A autora defende ainda as contradições entre a política fiscal e a política habitacional.
“Não podemos dar facilidades fiscais a medidas que contrariam o direito à habitação de muita gente”, ressalva. O dever da política pública é responder às necessidades básicas “e isso na habitação está a falhar”.

A luta pela habitação e pela democracia têm de estar juntas

No livro Habitação&Liberdade, da editora Caleidoscópio, Helena Roseta sublinha que a luta pela habitação e a luta pela democracia “têm mesmo que se fazer juntas”, porque “a habitação é um direito essencial, está consagrado na Constituição, mas não está garantida a muita gente em Portugal”. Aliás, acrescenta, o país está “a atravessar uma crise que priva uma parte importante da população de um direito essencial”, que obriga à revisão de “muitas das medidas que têm sido utilizadas”, porque não estão a garantir o direito à habitação.

No livro, escreve que existe um “gigantesco fosso entre os deveres constitucionais do Estado em matéria de habitação e a gota de água no oceano em que eles se traduziram nos orçamentos de praticamente todos os governos desde então”.

Nem juntando todo o dinheiro público, espalhado por vários programas, incluindo o PRR (Plano de Recuperação e Resiliência, fundos europeus), num total de 3.000 milhões de euros, será suficiente para fazer mais do que “garantir umas dezenas de milhares de fogos”, estima, lembrando que “há muito mais gente que não consegue aceder à habitação ou que está em risco de perder a habitação que tem”.

Ex-coordenadora do programa Bairros Saudáveis, que começou durante a pandemia de covid-19 e a que o atual Governo decidiu pôr fim, Roseta diz que o direito à habitação precisa de deixar de ser uma “meta moral” para ser efetivamente concretizado.
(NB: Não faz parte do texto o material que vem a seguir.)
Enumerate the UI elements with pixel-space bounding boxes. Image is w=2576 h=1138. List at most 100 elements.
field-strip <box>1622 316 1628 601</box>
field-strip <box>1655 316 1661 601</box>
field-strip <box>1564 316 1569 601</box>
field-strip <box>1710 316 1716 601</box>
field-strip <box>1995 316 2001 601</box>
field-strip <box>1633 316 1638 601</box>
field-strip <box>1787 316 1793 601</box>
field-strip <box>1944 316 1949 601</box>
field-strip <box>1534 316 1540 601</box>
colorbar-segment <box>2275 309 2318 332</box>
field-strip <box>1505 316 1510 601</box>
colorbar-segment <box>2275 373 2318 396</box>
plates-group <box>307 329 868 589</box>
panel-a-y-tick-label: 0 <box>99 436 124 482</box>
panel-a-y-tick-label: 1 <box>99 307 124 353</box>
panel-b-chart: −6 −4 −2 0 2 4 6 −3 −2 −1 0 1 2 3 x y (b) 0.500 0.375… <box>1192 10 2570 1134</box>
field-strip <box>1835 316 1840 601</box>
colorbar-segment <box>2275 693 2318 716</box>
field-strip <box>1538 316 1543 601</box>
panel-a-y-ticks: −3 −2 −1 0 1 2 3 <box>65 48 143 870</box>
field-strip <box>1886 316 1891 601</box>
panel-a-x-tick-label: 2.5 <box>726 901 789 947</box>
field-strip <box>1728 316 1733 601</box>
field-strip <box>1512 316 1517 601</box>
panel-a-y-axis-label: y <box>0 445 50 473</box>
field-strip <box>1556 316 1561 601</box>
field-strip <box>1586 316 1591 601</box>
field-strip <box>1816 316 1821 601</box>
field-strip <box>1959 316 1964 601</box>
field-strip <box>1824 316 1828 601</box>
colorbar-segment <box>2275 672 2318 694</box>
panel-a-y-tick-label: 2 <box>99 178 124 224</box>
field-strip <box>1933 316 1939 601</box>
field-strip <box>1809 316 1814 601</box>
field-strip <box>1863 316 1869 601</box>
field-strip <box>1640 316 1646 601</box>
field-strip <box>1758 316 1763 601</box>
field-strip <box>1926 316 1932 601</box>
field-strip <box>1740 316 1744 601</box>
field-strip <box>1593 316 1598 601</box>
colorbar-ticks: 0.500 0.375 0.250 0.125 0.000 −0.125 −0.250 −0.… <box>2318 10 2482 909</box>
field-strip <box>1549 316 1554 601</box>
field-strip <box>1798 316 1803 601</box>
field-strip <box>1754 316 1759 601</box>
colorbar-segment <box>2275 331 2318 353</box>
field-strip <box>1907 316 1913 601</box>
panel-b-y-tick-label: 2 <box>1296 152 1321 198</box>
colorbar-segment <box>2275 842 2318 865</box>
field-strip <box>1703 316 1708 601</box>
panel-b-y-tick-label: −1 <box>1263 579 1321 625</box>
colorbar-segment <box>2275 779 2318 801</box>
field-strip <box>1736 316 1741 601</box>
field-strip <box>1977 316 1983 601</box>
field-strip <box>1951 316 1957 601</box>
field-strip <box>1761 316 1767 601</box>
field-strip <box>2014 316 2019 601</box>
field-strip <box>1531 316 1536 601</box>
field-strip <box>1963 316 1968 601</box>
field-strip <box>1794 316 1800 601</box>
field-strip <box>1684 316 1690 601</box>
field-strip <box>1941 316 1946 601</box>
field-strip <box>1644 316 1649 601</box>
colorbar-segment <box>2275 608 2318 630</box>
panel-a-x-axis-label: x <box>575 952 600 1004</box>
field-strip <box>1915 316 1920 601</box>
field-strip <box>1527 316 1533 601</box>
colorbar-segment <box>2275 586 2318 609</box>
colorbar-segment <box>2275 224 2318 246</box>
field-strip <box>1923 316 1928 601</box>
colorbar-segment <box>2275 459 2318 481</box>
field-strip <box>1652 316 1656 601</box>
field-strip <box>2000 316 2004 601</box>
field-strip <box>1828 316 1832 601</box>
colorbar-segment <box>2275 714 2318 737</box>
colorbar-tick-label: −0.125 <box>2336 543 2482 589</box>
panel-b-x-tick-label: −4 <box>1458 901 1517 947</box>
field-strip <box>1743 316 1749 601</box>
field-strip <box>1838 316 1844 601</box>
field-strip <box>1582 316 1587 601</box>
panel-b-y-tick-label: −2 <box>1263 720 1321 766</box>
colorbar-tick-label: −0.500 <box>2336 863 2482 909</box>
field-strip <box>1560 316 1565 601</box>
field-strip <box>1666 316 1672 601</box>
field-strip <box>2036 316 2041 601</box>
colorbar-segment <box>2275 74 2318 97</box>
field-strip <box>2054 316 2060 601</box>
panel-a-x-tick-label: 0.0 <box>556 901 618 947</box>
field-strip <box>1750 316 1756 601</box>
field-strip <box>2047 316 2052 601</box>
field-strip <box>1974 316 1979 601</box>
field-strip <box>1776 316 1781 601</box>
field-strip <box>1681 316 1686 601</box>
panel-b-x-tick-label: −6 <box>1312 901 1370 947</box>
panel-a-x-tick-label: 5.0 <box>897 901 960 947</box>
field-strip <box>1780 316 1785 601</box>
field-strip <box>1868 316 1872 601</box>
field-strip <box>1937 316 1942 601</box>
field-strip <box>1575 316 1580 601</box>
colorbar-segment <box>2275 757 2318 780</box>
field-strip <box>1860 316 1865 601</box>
No livro, a deputada recorda como o artigo 65.º da Constituição, que consagra o direito à habitação, “foi praticamente unânime” em 1976, apesar de na altura se viver “um momento de enorme tensão política” (o PREC, Processo Revolucionário Em Curso).

“Foi um privilégio da minha vida ter podido participar na Constituição de 1976, porque, de facto, ela continua viva e ainda hoje as pessoas se referem aos direitos da Constituição e precisam dela para se defender”, congratula-se.